One example of a function that requires a character string (or vector) is the `install.packages` function, which is at the heart of R's ability to expand on its built-in functionality by importing **packages** that include functions, templates, and data written by users of R. If you run `?install.packages`, you'll see that the first argument `pkgs` is expected to be a character vector. You'll therefore need to enter the packages you'd like to download and install inside quotes.

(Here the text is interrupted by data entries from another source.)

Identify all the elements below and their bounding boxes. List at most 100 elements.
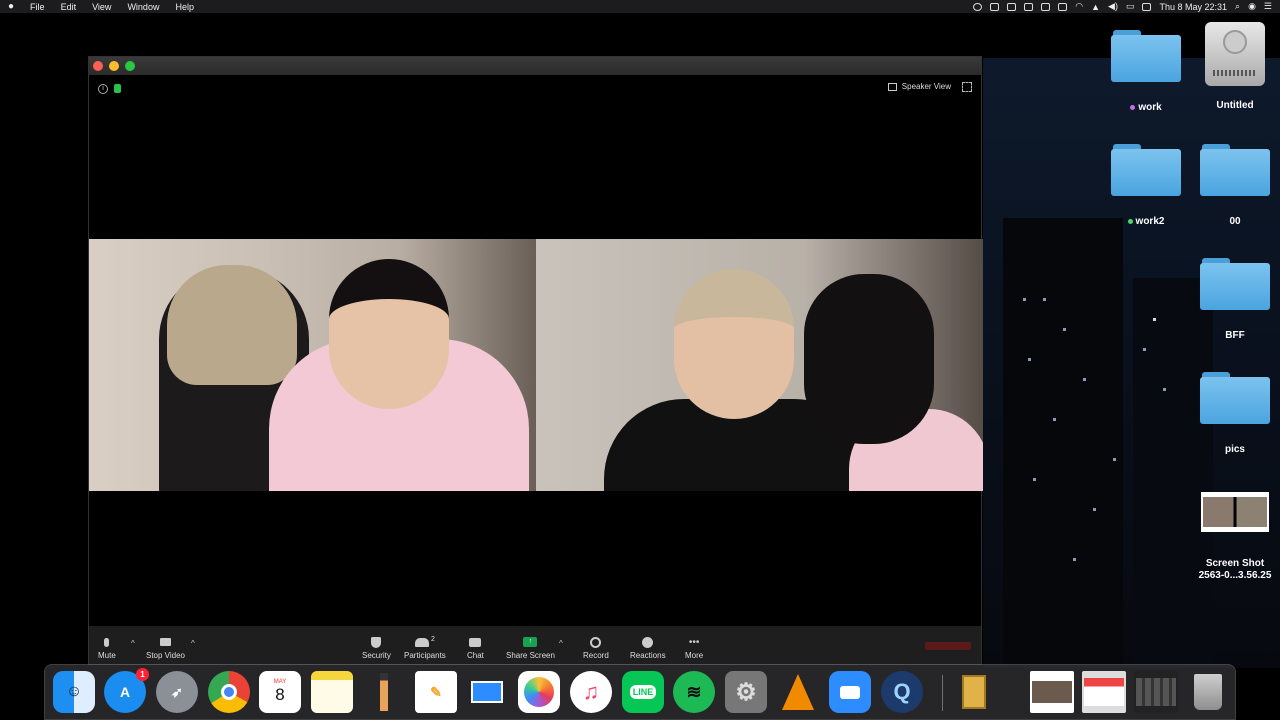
dock-launchpad[interactable]: ➶ xyxy=(156,671,198,713)
pages-icon: ✎ xyxy=(430,683,442,700)
speaker-view-toggle[interactable]: Speaker View xyxy=(887,82,951,91)
menu-file[interactable]: File xyxy=(22,2,53,12)
battery-icon[interactable] xyxy=(1058,2,1068,11)
video-options-chevron-icon[interactable]: ^ xyxy=(191,639,195,648)
cross-tool-icon[interactable] xyxy=(1007,2,1017,11)
desktop-screenshot-file[interactable]: Screen Shot 2563-0...3.56.25 xyxy=(1190,492,1280,582)
dock-minimized-window-1[interactable] xyxy=(1030,671,1074,713)
file-label: Screen Shot 2563-0...3.56.25 xyxy=(1198,558,1272,581)
green-tag-icon xyxy=(1127,219,1133,224)
security-button[interactable]: Security xyxy=(362,636,391,660)
dock-pages[interactable]: ✎ xyxy=(415,671,457,713)
folder-icon xyxy=(1200,144,1270,196)
volume-icon[interactable]: ◀) xyxy=(1108,1,1118,12)
participants-button[interactable]: 2 Participants xyxy=(404,636,446,660)
dock-photos[interactable] xyxy=(518,671,560,713)
dock-chrome[interactable] xyxy=(208,671,250,713)
record-button[interactable]: Record xyxy=(583,636,609,660)
dock: ☺ A 1 ➶ MAY 8 ✎ ♫ LINE ≋ ⚙ Q xyxy=(44,664,1236,720)
dock-zoom[interactable] xyxy=(829,671,871,713)
participant-hair xyxy=(167,265,297,385)
dock-finder[interactable]: ☺ xyxy=(53,671,95,713)
dock-line[interactable]: LINE xyxy=(622,671,664,713)
stop-video-button[interactable]: Stop Video xyxy=(146,636,185,660)
folder-label: BFF xyxy=(1225,330,1245,341)
window-thumbnail xyxy=(1084,678,1124,706)
folder-label: work xyxy=(1138,102,1162,113)
mute-button[interactable]: Mute xyxy=(98,636,116,660)
dock-quicktime[interactable]: Q xyxy=(881,671,923,713)
siri-icon[interactable]: ◉ xyxy=(1248,1,1256,12)
dock-trash[interactable] xyxy=(1187,671,1229,713)
keyboard-icon[interactable] xyxy=(1024,2,1034,11)
menu-window[interactable]: Window xyxy=(119,2,167,12)
menu-help[interactable]: Help xyxy=(167,2,202,12)
maximize-window-button[interactable] xyxy=(125,61,135,71)
folder-label: work2 xyxy=(1135,216,1165,227)
desktop-folder-pics[interactable]: pics xyxy=(1190,372,1280,455)
dock-separator xyxy=(942,675,943,711)
battery-level-icon[interactable]: ▭ xyxy=(1126,1,1135,12)
shield-icon xyxy=(369,636,383,648)
apple-menu-icon[interactable]: ● xyxy=(0,1,22,12)
dock-calendar[interactable]: MAY 8 xyxy=(259,671,301,713)
participants-count: 2 xyxy=(430,636,435,643)
dock-keynote[interactable] xyxy=(466,671,508,713)
more-button[interactable]: ••• More xyxy=(685,636,703,661)
window-icon[interactable] xyxy=(1041,2,1051,11)
record-icon xyxy=(589,636,603,648)
dock-notes[interactable] xyxy=(311,671,353,713)
desktop-folder-work2[interactable]: work2 xyxy=(1101,144,1191,227)
dock-pencil-app[interactable] xyxy=(363,671,405,713)
meeting-info-icon[interactable]: i xyxy=(98,84,108,94)
zoom-menubar-icon[interactable] xyxy=(990,2,1000,11)
dock-app-store[interactable]: A 1 xyxy=(104,668,149,713)
menu-edit[interactable]: Edit xyxy=(53,2,85,12)
fullscreen-icon[interactable] xyxy=(962,82,972,92)
chat-button[interactable]: Chat xyxy=(467,636,484,660)
dock-minimized-window-2[interactable] xyxy=(1082,671,1126,713)
line-icon: LINE xyxy=(629,685,657,699)
clock[interactable]: Thu 8 May 22:31 xyxy=(1159,2,1227,12)
gear-icon: ⚙ xyxy=(735,678,757,706)
dock-minimized-window-3[interactable] xyxy=(1134,671,1178,713)
status-icon[interactable] xyxy=(973,2,983,11)
desktop-folder-00[interactable]: 00 xyxy=(1190,144,1280,227)
screenshot-thumbnail xyxy=(1201,492,1269,532)
input-source-icon[interactable] xyxy=(1142,2,1152,11)
close-window-button[interactable] xyxy=(93,61,103,71)
music-note-icon: ♫ xyxy=(582,679,600,704)
dock-archive-utility[interactable] xyxy=(953,671,995,713)
dock-system-preferences[interactable]: ⚙ xyxy=(725,671,767,713)
hard-drive-icon xyxy=(1205,22,1265,86)
share-screen-button[interactable]: ↑ Share Screen xyxy=(506,636,555,660)
vlc-cone-icon xyxy=(782,674,814,710)
dock-spotify[interactable]: ≋ xyxy=(673,671,715,713)
reactions-button[interactable]: Reactions xyxy=(630,636,666,660)
desktop-folder-bff[interactable]: BFF xyxy=(1190,258,1280,341)
pencil-icon xyxy=(380,673,388,711)
grid-view-icon xyxy=(887,82,897,91)
share-options-chevron-icon[interactable]: ^ xyxy=(559,639,563,648)
notification-center-icon[interactable]: ☰ xyxy=(1264,1,1272,12)
audio-options-chevron-icon[interactable]: ^ xyxy=(131,639,135,648)
menu-view[interactable]: View xyxy=(84,2,119,12)
wifi-icon[interactable]: ◠ xyxy=(1075,1,1083,12)
finder-icon: ☺ xyxy=(65,683,83,700)
video-feed xyxy=(89,239,983,491)
title-bar[interactable] xyxy=(89,57,981,75)
trash-icon xyxy=(1194,674,1222,710)
spotlight-search-icon[interactable]: ⌕ xyxy=(1235,1,1240,12)
desktop-drive-untitled[interactable]: Untitled xyxy=(1190,22,1280,111)
folder-label: pics xyxy=(1224,444,1245,455)
zoom-meeting-window: i Speaker View Mute ^ Stop Video ^ Secur… xyxy=(88,56,983,665)
desktop-folder-work[interactable]: work xyxy=(1101,30,1191,113)
airplay-icon[interactable]: ▲ xyxy=(1091,2,1100,12)
minimize-window-button[interactable] xyxy=(109,61,119,71)
end-meeting-button[interactable] xyxy=(925,642,971,650)
archive-icon xyxy=(962,675,986,709)
dock-music[interactable]: ♫ xyxy=(570,671,612,713)
folder-icon xyxy=(1111,144,1181,196)
dock-vlc[interactable] xyxy=(777,671,819,713)
encryption-lock-icon[interactable] xyxy=(114,84,121,93)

Two useful packages that I recommend you install and download are `"ggplot2"` and `"dplyr"` (if you are using RStudio Server, hopefully your instructor or server administrator has already done so). The `install.packages` function has a large number of arguments, with all but the `pkgs`argument set by default. We'll pick a couple here to specify instead of using the defaults:
```{r eval=FALSE}
install.packages(pkgs = c("ggplot2","dplyr"),
repos = "http://cran.rstudio.org",
dependencies = TRUE,
quiet = TRUE)
```
If you refer back to the help via `?install.packages`, you will see descriptions that what type of argument is expected:
- `pkgs` expects a character vector
- `repos` expects a character vector
- `dependencies` expects a logical value (`TRUE` or `FALSE`)
- `quiet` expects a logical value
After you've downloaded the packages, you can load the package into your R environment using the `library` function:
```{r eval=FALSE}
library("ggplot2")
library("dplyr")
```
## Closing thoughts
There are many more advanced analyses that can be done with R, but this chapter provides a way to get started with R without digging in too much. I encourage you to review this chapter frequently as you learn to use R. Quiz yourself on what a specific command does, and then check to see if you are correct. Breaking R is a pretty hard thing to do. Play around, and try to figure out error messages on your own first for 15 minutes or so. Then, if you are still not sure what is going on, check out some of the help with errors in the next chapter.